5 avril 1793 : création du Comité de salut public, suivie de la trahison de Dumouriez, et
affrontement entre les girondins et les montagnards.
32
31 mai – 2 juin 1793 : les journées parisiennes, et chute de la Gironde. Début de la dictature
de salut public.

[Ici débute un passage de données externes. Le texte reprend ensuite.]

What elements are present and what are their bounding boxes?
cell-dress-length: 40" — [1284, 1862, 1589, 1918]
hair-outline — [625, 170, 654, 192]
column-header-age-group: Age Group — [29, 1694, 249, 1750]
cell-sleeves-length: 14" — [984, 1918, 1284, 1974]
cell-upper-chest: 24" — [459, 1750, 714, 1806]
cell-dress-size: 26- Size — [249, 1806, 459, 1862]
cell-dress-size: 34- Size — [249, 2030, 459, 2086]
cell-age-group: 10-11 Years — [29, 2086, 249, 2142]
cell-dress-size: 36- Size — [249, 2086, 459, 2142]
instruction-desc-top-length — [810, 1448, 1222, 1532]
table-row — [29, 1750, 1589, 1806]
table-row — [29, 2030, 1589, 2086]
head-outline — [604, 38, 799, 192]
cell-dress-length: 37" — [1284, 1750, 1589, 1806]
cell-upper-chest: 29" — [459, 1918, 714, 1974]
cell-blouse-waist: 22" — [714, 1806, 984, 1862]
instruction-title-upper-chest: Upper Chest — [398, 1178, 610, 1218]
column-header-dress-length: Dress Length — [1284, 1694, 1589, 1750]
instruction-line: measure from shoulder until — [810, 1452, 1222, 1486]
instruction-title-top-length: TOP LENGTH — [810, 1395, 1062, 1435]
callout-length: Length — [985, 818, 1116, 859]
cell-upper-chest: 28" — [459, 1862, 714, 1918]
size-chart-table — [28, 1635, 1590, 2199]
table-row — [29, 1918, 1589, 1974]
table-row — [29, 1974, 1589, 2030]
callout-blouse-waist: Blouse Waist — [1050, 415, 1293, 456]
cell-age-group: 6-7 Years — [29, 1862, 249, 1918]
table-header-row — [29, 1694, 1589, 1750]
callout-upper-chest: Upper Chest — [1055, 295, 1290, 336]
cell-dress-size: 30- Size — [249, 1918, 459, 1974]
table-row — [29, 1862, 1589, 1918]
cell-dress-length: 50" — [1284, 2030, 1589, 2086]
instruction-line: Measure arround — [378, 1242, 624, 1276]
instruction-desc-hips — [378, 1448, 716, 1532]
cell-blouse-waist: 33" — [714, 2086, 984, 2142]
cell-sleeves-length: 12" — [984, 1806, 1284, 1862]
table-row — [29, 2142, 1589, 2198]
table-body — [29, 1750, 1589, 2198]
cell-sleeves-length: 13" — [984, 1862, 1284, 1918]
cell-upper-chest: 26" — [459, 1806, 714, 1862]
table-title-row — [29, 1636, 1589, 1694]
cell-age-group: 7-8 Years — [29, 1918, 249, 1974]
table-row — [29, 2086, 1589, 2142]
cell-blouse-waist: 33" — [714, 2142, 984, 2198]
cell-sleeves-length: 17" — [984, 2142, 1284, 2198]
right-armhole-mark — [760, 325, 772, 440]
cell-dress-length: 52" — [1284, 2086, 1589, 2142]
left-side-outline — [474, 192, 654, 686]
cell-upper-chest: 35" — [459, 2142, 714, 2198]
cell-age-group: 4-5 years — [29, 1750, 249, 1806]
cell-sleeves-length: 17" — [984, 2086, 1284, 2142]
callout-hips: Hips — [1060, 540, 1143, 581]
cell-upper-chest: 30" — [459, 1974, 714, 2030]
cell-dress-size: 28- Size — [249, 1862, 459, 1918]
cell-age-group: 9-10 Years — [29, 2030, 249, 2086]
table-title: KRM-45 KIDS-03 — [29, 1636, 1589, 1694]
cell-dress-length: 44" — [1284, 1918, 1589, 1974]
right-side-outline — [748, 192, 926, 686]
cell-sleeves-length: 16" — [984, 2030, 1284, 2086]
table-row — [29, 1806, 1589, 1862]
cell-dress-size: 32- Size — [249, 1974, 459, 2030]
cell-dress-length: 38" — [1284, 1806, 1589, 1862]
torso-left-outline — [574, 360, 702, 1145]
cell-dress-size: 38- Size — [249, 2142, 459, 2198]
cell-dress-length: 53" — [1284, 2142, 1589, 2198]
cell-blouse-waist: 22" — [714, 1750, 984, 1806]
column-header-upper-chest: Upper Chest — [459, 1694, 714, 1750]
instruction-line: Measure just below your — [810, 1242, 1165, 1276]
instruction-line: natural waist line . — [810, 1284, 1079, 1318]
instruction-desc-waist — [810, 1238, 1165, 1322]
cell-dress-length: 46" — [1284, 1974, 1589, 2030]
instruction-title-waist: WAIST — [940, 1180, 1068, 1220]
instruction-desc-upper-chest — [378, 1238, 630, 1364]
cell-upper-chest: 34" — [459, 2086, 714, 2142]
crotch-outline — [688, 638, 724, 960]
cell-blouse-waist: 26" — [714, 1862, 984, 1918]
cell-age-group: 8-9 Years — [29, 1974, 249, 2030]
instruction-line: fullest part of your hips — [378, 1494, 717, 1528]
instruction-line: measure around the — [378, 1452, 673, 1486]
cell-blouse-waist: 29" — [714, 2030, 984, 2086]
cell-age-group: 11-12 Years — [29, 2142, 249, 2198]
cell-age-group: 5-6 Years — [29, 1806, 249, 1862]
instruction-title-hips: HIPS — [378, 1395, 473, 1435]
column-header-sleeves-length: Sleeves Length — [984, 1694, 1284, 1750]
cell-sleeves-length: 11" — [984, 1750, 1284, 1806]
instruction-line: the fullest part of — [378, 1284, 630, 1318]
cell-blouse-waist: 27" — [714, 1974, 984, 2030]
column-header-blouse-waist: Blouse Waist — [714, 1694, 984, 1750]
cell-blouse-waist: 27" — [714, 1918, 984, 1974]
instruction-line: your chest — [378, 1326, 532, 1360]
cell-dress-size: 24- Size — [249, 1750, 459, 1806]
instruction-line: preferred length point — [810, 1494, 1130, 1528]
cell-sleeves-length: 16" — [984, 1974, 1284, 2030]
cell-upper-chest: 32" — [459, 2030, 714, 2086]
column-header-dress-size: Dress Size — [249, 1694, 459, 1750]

C’est le début de la deuxième Terreur.
La Terreur :
Fin juin – juillet 1793 : insurrection fédéraliste dans environ 60 départements
24 juin 1793 : vote de la Constitution de 1793.
10 juillet 1793 : renouvellement du comité de salut public, où Danton y est écarté par choix
personnel.
13 juillet 1793 assassinat de Marat.
24 juillet 1793 : entrée de Robespierre au Comité de salut public.
4 – 5 septembre 1793 : journées révolutionnaires parisiennes.
Octobre 1793 : la Terreur est mise à l’ordre du jour par Chaumette, suspendant la Constitution
parce que le gouvernement est révolutionnaire jusqu’à la paix.
25 décembre 1793 : Robespierre condamne hébertistes et dantonistes.
24 mars 1794 : chute des hébertistes.
30 mars 1794 : les dantonistes sont arrêtés.
2 – 5 avril 1794 : procès des dantonistes, et le 5 exécution de Danton.
8 mai 1794 : suppression des tribunaux révolutionnaires de province.
10 juin 1794 : la grande Terreur est mise en place.
26 juillet 1794 : chute de Robespierre.
27 juillet 1794 : exécution de Robespierre, fin de la grande Terreur.